Nella mia esperienza personale ho visto una differenza culturale nella nautica da nord a sud e da est a ovest dell’italia. La barcha a vela ( 35 piedi ) che io e il mio amico ci manteniamo privandoci di tutto anche dell’auto dei vestiti nuovi o di marca della settimana bianca vacanze ed altro ancora a roma ( ostia fiumicino ) costa come ormeggio medio 3.600 euro ( min 2.200 disagio max a un max di 6.700 posto figo su fiumara porto romano ) . Parliamo di ormeggi a volte anche in 6 fila. A monfalcone trieste per la stessa barca il costo medio era di 1.800 euro l’anno e che ormeggi. Senza parlare della cantieristica proibitiva dove sei obbligato ad affidarti a roma al cantiere per qualsiasi lavoro per la legge sulla “sicurezza” si la sicurezza del loro portafoglio. La soluzione alla crisi è attingere al grande bacino di utenza medio con costi giusti per capillarizzare l’utenza farla aumentare a dismisura. Se rinuncio di guadagnare 100 su 10 e guadagno 50 su 100 forse tutti possono risollevarsi edvaumenta anche l’indotto sui settori allacciati alla nautica. Senza parlare delle conseguenze benefiche sulla salute educazione della nuova generazione nella conoscenza e rispetto del mare.
Buongiorno,
basterebbe applicare tariffe nella norma alle barche fino a 12 metri (non entro nello specifico
dei prezzi dei contratti annuali perchè tutti sappiamo i prezzi fuori ogni logica che sono applicati in quasi tutti gli ormeggi italiani!!!) e ci sarebbe immediatamente una ripresa della nautica e soprattutto della piccola nautica come scrive giustamente il sig. Enio Rossi ma forse una delle tante cause che hanno creato la crisi del settore è il fatto che in Italia chi gestisce posti barca e tutto quello che gli ruota attorno, intende speculare applicando prezzi che sono fuori da ogni logica..

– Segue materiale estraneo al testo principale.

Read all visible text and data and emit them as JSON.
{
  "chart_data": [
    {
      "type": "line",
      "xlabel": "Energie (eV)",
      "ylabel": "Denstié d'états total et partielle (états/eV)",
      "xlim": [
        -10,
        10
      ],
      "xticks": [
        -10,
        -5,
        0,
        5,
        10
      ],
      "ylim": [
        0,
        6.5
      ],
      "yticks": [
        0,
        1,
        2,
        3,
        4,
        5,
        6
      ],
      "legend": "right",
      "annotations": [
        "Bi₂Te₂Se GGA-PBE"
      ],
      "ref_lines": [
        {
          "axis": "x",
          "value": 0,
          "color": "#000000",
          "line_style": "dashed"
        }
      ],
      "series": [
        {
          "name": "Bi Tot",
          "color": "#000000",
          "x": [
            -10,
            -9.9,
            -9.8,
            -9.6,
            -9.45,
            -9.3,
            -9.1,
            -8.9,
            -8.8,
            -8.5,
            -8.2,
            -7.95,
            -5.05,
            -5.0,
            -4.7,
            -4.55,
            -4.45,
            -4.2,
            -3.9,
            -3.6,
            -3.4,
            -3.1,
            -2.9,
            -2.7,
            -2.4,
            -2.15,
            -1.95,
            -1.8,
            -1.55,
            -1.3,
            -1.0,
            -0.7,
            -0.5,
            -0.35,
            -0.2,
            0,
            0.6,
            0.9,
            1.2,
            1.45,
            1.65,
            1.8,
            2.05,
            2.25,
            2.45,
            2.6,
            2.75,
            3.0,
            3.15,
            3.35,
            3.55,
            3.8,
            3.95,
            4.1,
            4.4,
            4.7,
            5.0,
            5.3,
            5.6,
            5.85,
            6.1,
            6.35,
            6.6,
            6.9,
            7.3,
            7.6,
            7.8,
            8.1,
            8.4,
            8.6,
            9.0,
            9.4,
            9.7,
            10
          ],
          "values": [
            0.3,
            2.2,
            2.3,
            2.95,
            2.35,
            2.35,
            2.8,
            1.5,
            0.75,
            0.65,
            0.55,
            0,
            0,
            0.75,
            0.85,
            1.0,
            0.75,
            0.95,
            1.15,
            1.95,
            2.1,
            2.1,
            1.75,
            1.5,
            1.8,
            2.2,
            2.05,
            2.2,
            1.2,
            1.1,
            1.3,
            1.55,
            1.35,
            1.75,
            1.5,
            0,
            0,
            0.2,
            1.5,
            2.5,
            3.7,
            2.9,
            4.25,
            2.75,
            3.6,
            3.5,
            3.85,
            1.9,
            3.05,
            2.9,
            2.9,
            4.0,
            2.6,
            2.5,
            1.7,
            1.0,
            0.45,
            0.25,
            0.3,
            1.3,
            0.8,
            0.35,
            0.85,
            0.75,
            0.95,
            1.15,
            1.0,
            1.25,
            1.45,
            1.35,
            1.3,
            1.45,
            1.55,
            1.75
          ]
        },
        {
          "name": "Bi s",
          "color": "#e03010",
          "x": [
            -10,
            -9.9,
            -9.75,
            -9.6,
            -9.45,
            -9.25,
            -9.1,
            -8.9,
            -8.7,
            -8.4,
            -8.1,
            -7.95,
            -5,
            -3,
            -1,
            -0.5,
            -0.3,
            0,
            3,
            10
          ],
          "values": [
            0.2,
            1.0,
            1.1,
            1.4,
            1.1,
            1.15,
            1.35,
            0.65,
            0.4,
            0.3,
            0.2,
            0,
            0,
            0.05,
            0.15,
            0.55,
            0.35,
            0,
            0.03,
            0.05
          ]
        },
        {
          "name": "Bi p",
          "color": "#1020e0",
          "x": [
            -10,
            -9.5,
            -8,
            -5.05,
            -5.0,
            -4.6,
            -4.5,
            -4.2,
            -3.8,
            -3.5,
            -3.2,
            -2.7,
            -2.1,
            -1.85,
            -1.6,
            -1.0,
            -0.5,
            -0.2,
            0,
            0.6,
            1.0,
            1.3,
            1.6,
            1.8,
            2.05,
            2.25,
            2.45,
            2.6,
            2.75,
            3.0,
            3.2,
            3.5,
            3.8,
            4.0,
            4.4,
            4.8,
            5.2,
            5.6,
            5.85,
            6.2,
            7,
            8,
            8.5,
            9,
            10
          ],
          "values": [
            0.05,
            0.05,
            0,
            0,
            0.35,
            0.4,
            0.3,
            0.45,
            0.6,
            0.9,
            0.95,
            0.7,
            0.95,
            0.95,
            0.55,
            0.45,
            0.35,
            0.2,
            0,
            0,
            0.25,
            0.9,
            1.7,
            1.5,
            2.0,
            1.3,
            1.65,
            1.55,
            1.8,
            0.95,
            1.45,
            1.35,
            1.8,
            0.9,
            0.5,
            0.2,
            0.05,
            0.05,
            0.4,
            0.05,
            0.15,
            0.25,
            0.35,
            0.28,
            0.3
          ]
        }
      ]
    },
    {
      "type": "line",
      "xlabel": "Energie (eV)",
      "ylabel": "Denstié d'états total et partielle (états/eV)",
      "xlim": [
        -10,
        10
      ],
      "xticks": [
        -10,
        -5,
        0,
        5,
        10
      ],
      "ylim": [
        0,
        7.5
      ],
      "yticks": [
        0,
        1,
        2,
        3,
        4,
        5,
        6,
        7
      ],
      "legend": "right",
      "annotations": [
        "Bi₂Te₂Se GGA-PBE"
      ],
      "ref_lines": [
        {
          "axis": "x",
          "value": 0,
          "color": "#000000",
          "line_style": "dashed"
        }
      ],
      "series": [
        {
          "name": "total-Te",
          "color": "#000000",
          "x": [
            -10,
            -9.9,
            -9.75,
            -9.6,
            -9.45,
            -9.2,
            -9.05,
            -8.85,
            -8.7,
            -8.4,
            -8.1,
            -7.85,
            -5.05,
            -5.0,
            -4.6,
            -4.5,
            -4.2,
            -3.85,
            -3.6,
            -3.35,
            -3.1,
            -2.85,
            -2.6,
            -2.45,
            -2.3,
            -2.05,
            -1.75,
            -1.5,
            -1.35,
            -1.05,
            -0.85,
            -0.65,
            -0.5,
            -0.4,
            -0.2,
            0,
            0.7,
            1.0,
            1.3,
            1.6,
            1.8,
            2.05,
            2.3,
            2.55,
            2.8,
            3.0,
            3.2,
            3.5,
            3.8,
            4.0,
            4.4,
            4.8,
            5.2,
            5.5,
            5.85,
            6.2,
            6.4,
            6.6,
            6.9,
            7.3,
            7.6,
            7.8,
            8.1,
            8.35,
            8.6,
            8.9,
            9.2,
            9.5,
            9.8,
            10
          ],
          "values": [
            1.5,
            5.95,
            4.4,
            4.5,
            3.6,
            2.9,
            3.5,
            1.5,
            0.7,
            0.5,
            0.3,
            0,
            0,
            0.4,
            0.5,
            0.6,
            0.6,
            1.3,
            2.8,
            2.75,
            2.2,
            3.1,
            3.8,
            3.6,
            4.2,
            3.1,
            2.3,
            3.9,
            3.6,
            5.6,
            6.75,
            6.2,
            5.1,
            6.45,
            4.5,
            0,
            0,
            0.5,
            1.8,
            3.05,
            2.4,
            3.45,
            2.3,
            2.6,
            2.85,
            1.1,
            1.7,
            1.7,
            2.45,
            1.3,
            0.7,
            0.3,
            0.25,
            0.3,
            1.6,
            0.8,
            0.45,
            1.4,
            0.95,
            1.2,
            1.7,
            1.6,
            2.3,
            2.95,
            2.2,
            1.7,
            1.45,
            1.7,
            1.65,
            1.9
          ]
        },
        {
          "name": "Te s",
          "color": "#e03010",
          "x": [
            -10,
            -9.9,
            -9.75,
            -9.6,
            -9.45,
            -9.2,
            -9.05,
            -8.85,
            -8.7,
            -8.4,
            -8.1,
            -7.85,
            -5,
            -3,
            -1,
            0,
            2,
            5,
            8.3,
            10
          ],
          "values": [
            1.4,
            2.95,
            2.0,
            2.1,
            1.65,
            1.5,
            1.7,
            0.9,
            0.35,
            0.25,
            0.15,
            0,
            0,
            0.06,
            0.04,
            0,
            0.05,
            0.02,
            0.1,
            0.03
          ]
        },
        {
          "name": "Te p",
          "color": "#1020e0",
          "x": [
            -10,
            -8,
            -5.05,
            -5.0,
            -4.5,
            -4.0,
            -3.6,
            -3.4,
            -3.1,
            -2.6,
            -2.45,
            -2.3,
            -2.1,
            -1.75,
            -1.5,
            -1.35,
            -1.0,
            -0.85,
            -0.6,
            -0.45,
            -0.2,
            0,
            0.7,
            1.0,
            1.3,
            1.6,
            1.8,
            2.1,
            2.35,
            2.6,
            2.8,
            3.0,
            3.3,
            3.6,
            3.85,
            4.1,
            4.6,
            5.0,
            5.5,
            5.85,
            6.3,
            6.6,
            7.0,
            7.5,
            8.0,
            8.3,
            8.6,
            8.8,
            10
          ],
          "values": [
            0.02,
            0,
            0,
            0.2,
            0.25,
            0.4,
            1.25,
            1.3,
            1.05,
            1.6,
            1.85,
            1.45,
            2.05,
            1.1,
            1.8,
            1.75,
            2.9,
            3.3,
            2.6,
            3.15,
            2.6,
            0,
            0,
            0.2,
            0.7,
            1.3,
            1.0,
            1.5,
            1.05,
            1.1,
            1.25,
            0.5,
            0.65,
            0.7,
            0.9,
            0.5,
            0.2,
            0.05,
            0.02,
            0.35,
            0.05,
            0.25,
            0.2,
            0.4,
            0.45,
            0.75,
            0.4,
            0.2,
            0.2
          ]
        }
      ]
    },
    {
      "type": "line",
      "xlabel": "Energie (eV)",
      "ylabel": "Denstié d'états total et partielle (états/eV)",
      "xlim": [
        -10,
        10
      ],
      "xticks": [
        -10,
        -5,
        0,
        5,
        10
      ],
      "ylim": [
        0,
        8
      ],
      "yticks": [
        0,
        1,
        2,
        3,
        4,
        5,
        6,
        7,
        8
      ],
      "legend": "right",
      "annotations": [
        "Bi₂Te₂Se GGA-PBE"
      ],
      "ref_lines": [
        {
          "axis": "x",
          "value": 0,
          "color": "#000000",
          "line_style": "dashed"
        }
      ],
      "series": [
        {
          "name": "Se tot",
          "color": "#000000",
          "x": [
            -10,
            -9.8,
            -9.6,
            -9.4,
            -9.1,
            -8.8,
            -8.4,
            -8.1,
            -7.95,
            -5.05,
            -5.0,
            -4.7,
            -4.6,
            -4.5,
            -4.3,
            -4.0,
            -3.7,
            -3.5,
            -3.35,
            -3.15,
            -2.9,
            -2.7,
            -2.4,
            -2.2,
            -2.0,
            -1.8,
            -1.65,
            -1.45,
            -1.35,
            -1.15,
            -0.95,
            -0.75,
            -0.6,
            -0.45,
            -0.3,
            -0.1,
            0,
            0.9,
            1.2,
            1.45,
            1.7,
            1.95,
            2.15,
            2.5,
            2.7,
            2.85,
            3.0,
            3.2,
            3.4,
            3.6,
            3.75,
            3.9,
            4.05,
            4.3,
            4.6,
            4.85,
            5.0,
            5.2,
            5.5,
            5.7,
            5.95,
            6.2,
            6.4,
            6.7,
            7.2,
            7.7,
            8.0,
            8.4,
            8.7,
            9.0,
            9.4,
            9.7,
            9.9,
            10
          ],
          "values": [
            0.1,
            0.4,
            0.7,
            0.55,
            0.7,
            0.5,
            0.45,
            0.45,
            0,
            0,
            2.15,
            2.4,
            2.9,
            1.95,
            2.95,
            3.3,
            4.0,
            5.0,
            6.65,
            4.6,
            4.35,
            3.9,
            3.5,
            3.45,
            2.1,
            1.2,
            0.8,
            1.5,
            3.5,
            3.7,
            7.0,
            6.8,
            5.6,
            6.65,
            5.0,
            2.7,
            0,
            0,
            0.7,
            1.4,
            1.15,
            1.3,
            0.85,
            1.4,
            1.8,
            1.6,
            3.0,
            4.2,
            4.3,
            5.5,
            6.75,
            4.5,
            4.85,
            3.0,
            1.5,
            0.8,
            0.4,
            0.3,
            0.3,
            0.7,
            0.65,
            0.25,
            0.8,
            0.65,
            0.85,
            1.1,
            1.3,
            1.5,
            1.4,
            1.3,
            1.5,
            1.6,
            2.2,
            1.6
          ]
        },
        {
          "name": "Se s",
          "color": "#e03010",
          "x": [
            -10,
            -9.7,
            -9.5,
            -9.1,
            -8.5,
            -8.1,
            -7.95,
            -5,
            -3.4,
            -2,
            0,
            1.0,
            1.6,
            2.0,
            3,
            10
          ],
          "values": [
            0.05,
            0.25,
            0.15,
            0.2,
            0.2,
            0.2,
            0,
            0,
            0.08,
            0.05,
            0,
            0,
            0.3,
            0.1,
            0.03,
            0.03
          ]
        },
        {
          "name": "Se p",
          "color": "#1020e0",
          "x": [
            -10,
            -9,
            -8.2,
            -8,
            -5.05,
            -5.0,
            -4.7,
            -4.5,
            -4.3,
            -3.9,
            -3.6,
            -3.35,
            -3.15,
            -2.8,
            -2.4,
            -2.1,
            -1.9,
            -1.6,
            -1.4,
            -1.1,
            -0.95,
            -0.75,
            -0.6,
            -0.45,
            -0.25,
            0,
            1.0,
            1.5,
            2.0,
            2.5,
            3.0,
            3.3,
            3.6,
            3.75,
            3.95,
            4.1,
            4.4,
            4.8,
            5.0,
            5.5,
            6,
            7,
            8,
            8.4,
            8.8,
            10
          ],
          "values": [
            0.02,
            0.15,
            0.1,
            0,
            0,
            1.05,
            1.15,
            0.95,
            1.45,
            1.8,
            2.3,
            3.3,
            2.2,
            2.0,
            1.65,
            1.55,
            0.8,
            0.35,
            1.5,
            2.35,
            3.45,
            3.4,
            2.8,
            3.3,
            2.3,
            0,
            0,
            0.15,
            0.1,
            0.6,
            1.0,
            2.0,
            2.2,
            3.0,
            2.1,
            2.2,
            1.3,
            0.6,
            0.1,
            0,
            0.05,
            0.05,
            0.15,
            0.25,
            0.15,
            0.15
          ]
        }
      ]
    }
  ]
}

Basterebbe una piccola inversione di tendenza… pensateci operatori del mare
Personalmente ho lottato fino all’ ultimo euro impegnandomi quasi tutto lo stipendio per poter mantenere la mia piccola barca.. il mio piccolo sogno, ma purtroppo devo venderla.
Buonagiornata, il problema di tutto quello che accade è sempre lo stesso : se chi lavora e risparmia qualcosa comprandosi una casa od una BARCA è considerato, anzichè uno da ammirare per il suo impegno, un delinquente da perseguitare ed espropriare, accade quello che sta accadendo (non c’è da stupirsi, esclusi i professori lo capirebbero tutti). L’articolo poi omette di parlare delle aziendine che lavoravano nella nautica ed hanno chiuso ( o delocalizzato in Costa Azzurra o in Slovenia). Buongiorno ugualmente a tutti e W l’Italia.